2027年10月19日

美女


「カーマ・スートラ」では美女を「蓮女」として次のように賞賛している。
顔は満月のようにうるわしく、
肉づき豊かな体はシラス、すなわち芥子菜の花のように柔らかく、
肌は金色の蓮の花のようにきめこまかく、柔和で美しく、決して浅黒くはない
目は子鹿のそれのように美しく輝き、ぱっちりとして、目尻はやや赤味をおびている
乳房は固くしまって、豊かに盛りあがり、
項はすっきりとし、
鼻筋はまっすぐ通って愛らしい
そして、体の中央にー臍のあたりに、三本の横皺が走っている
ヨニ(女性器)はほころびかけた蓮のつぼみにも似て、
愛液(カーマ・サリラ)は開きたての百合の花の香りを漂わせる 歩き方は白鳥のようで、
コキラ鳥に似た低い妙なる声を発する
白衣と美しい宝石とぜいたくな装いを好み、
小食で、眠りは浅く、
聡明で礼儀正しいばかりでなく、
信仰心も厚く、しきりと神をあがめ、バラモンたちの対話を聞きたがる。
現代人にとっては、美女かそうでないかは、人それぞれだが、かつては、はっきりとした基準が存在し、人は出来るだけ生きて神に近づけるよう努力したのだった。

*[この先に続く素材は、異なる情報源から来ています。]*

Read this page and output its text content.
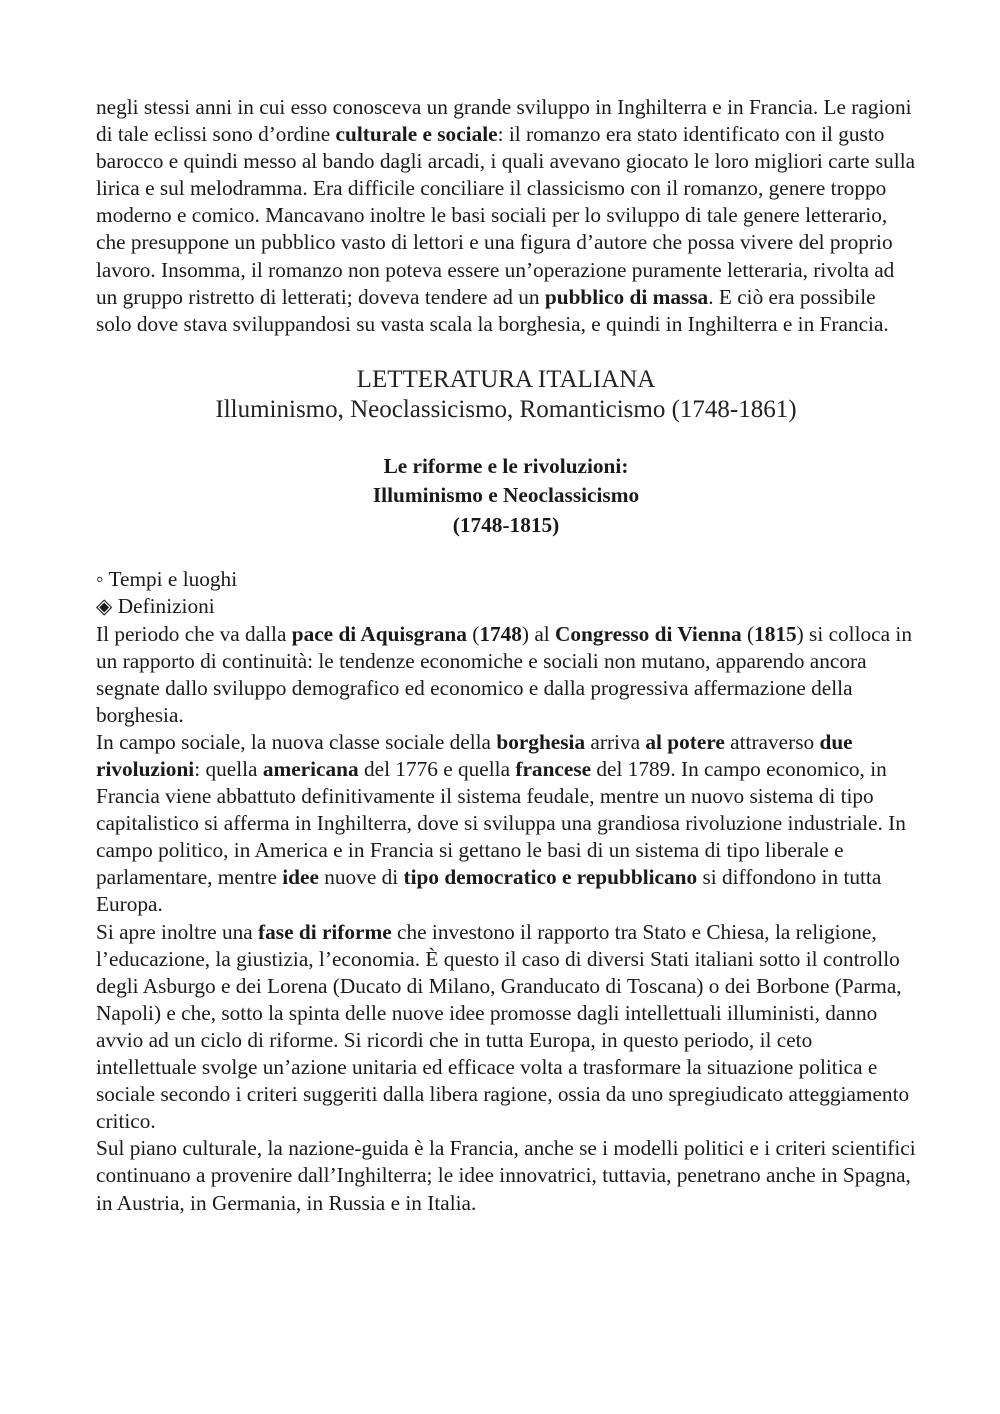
negli stessi anni in cui esso conosceva un grande sviluppo in Inghilterra e in Francia. Le ragioni di tale eclissi sono d’ordine culturale e sociale: il romanzo era stato identificato con il gusto barocco e quindi messo al bando dagli arcadi, i quali avevano giocato le loro migliori carte sulla lirica e sul melodramma. Era difficile conciliare il classicismo con il romanzo, genere troppo moderno e comico. Mancavano inoltre le basi sociali per lo sviluppo di tale genere letterario, che presuppone un pubblico vasto di lettori e una figura d’autore che possa vivere del proprio lavoro. Insomma, il romanzo non poteva essere un’operazione puramente letteraria, rivolta ad un gruppo ristretto di letterati; doveva tendere ad un pubblico di massa. E ciò era possibile solo dove stava sviluppandosi su vasta scala la borghesia, e quindi in Inghilterra e in Francia.

LETTERATURA ITALIANA

Illuminismo, Neoclassicismo, Romanticismo (1748-1861)

Le riforme e le rivoluzioni:

Illuminismo e Neoclassicismo

(1748-1815)

◦ Tempi e luoghi

◈ Definizioni

Il periodo che va dalla pace di Aquisgrana (1748) al Congresso di Vienna (1815) si colloca in un rapporto di continuità: le tendenze economiche e sociali non mutano, apparendo ancora segnate dallo sviluppo demografico ed economico e dalla progressiva affermazione della borghesia.

In campo sociale, la nuova classe sociale della borghesia arriva al potere attraverso due rivoluzioni: quella americana del 1776 e quella francese del 1789. In campo economico, in Francia viene abbattuto definitivamente il sistema feudale, mentre un nuovo sistema di tipo capitalistico si afferma in Inghilterra, dove si sviluppa una grandiosa rivoluzione industriale. In campo politico, in America e in Francia si gettano le basi di un sistema di tipo liberale e parlamentare, mentre idee nuove di tipo democratico e repubblicano si diffondono in tutta Europa.

Si apre inoltre una fase di riforme che investono il rapporto tra Stato e Chiesa, la religione, l’educazione, la giustizia, l’economia. È questo il caso di diversi Stati italiani sotto il controllo degli Asburgo e dei Lorena (Ducato di Milano, Granducato di Toscana) o dei Borbone (Parma, Napoli) e che, sotto la spinta delle nuove idee promosse dagli intellettuali illuministi, danno avvio ad un ciclo di riforme. Si ricordi che in tutta Europa, in questo periodo, il ceto intellettuale svolge un’azione unitaria ed efficace volta a trasformare la situazione politica e sociale secondo i criteri suggeriti dalla libera ragione, ossia da uno spregiudicato atteggiamento critico.

Sul piano culturale, la nazione-guida è la Francia, anche se i modelli politici e i criteri scientifici continuano a provenire dall’Inghilterra; le idee innovatrici, tuttavia, penetrano anche in Spagna, in Austria, in Germania, in Russia e in Italia.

古代インドでは、望ましい女性から順に、蓮女(パドミニ)、芸女(チトリニ)、貝女(シャンキニ)、象女(ハスティニ)と分類されていた。
  • 蓮女・・・上記のとおり、神々の世界から降り立ったかのような風情の女性。主に昼間の交合を好むとされている。
  • 芸女・・・蓮女ほどのデリカシーはないが、乳房は大きく、腿のやや太めの女性。愛液はかぐわしい密の香りがして、どちらかというと夜の交合を好む。
  • 貝女・・・それほど容姿端麗ではなく、痩せすぎたり、背が高すぎたり、太りすぎたりなどしており、腰はぽってりして、胸小さく、声はだみ声だったりする女性。男の身体に爪痕を残すこともしばしば。愛液は塩の匂いがして、夜の交合を好む。
  • 象女・・・絶対に避けるべき女性で、鈍感にして、身体はいかつく動作は鈍い。象の陰部のようなつんとした匂いがただよい、昼夜見境なく交合を求める。
しかし、いくら美しくても、彼女らは学ぶべき諸芸を身につけることなしには、一人前の女性とは認められなかった。それは、64種類にもおよんだ。